After the tasting is finished, I hunt around for some pressies to give to the family, take a little rest and then catch the bus (organized by “Wine For Dudes”) to take us to Xanadu for the Margaret River Gala Dinner where the trophies will be handed out, hence the reason for my tux. I am a little nervous as I have to make a speech and I have to follow the late Bill Baker, who had a scabrous sense of humour. I take to the microphone and jibe the audience about losing the Ashes to a third-rate English cricket team, thanking them for being so magnanimous. They want to throttle me, but they are laughing and I ad lib my way through a five-minute speech with a few self-deprecating jokes on the way. I am told that my speech was funny.

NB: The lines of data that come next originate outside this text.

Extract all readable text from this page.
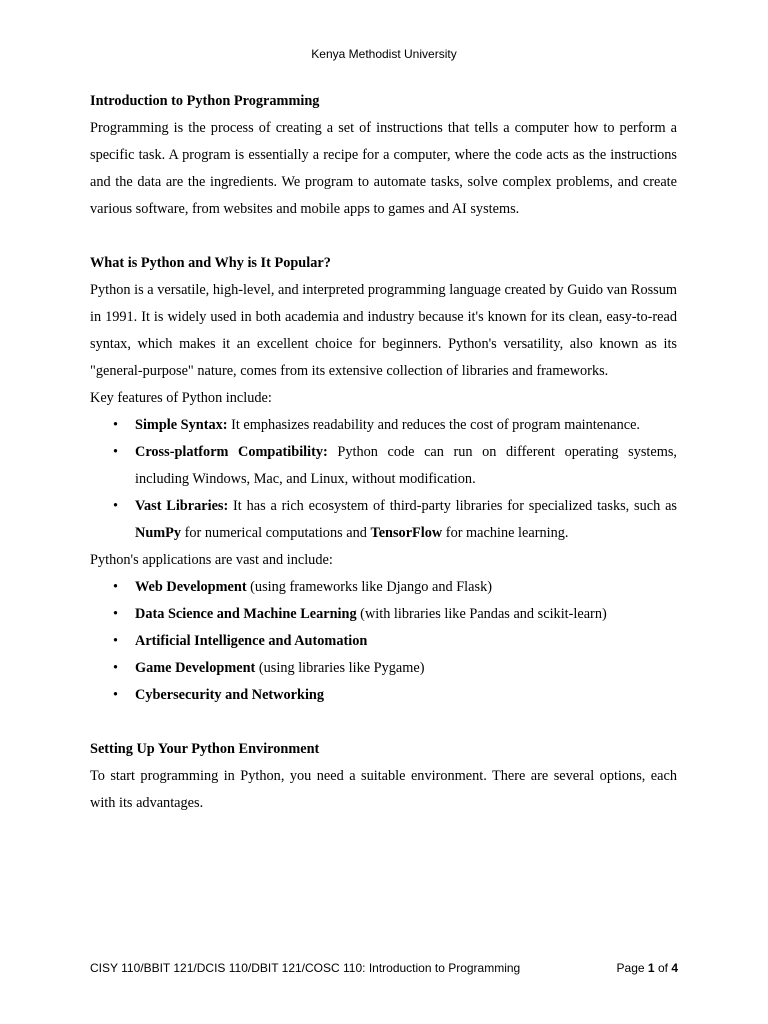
Kenya Methodist University
Introduction to Python Programming

Programming is the process of creating a set of instructions that tells a computer how to perform a specific task. A program is essentially a recipe for a computer, where the code acts as the instructions and the data are the ingredients. We program to automate tasks, solve complex problems, and create various software, from websites and mobile apps to games and AI systems.

What is Python and Why is It Popular?

Python is a versatile, high-level, and interpreted programming language created by Guido van Rossum in 1991. It is widely used in both academia and industry because it's known for its clean, easy-to-read syntax, which makes it an excellent choice for beginners. Python's versatility, also known as its "general-purpose" nature, comes from its extensive collection of libraries and frameworks.

Key features of Python include:

• Simple Syntax: It emphasizes readability and reduces the cost of program maintenance.
• Cross-platform Compatibility: Python code can run on different operating systems, including Windows, Mac, and Linux, without modification.
• Vast Libraries: It has a rich ecosystem of third-party libraries for specialized tasks, such as NumPy for numerical computations and TensorFlow for machine learning.

Python's applications are vast and include:

• Web Development (using frameworks like Django and Flask)
• Data Science and Machine Learning (with libraries like Pandas and scikit-learn)
• Artificial Intelligence and Automation
• Game Development (using libraries like Pygame)
• Cybersecurity and Networking
Setting Up Your Python Environment

To start programming in Python, you need a suitable environment. There are several options, each with its advantages.

CISY 110/BBIT 121/DCIS 110/DBIT 121/COSC 110: Introduction to Programming	Page 1 of 4
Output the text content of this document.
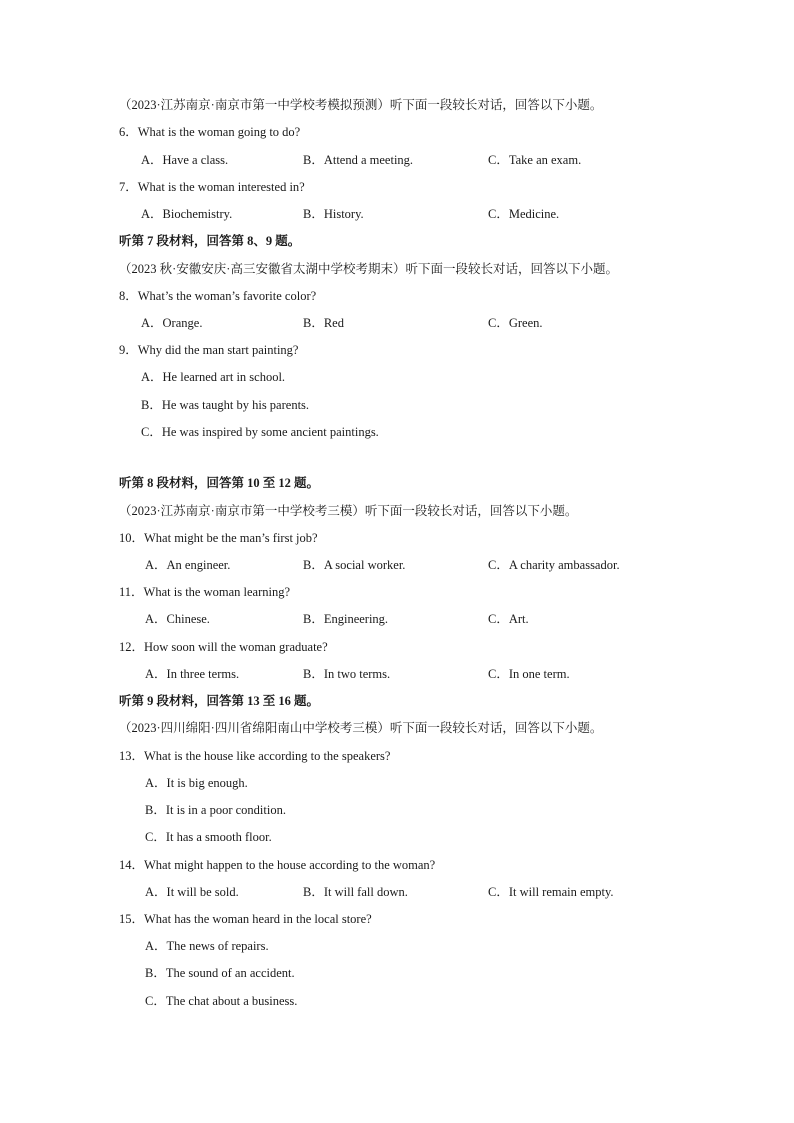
（2023·江苏南京·南京市第一中学校考模拟预测）听下面一段较长对话，回答以下小题。
6．What is the woman going to do?
A．Have a class.	B．Attend a meeting.	C．Take an exam.
7．What is the woman interested in?
A．Biochemistry.	B．History.	C．Medicine.
听第 7 段材料，回答第 8、9 题。
（2023 秋·安徽安庆·高三安徽省太湖中学校考期末）听下面一段较长对话，回答以下小题。
8．What’s the woman’s favorite color?
A．Orange.	B．Red	C．Green.
9．Why did the man start painting?
A．He learned art in school.
B．He was taught by his parents.
C．He was inspired by some ancient paintings.
听第 8 段材料，回答第 10 至 12 题。
（2023·江苏南京·南京市第一中学校考三模）听下面一段较长对话，回答以下小题。
10．What might be the man’s first job?
A．An engineer.	B．A social worker.	C．A charity ambassador.
11．What is the woman learning?
A．Chinese.	B．Engineering.	C．Art.
12．How soon will the woman graduate?
A．In three terms.	B．In two terms.	C．In one term.
听第 9 段材料，回答第 13 至 16 题。
（2023·四川绵阳·四川省绵阳南山中学校考三模）听下面一段较长对话，回答以下小题。
13．What is the house like according to the speakers?
A．It is big enough.
B．It is in a poor condition.
C．It has a smooth floor.
14．What might happen to the house according to the woman?
A．It will be sold.	B．It will fall down.	C．It will remain empty.
15．What has the woman heard in the local store?
A．The news of repairs.
B．The sound of an accident.
C．The chat about a business.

The MC for the evening, who has thus far done a reasonable job, then tells a gag involving a penguin, a seal and a reference to fellatio that leaves the audience dumbfounded with its inappropriateness. Time to leave. Huon drives us back to Margaret River, I join my fellow judges for a late night cocktail and then head home to bed.
Friday 27th November
I check out of the hotel, join my judges at the Urban Bean cafe for a full breakfast which is utterly orgasmic, and then attend the exhibitors tasting where winemakers can confront me and ask why the hell I awarded them a desultory score and whether I want to walk out alive (well, that is what I heard, but they all seem friendly.) Huon then drives me back to Perth and we chat about wine during the journey back. The wine community is pan-global and with my flight not until 01.55, David Wainwright has put me in touch of a fellow oenophile who is willing to spend an evening with me, which is better than spending 10 hours in Perth’s airport lounge. In fact, we have a splendid evening at Ecco pizza parlour around the corner with a sensational couple of Margaret River wines – the blind date seems to have passed off successfully and I am kindly driven to the airport. It is time to go home.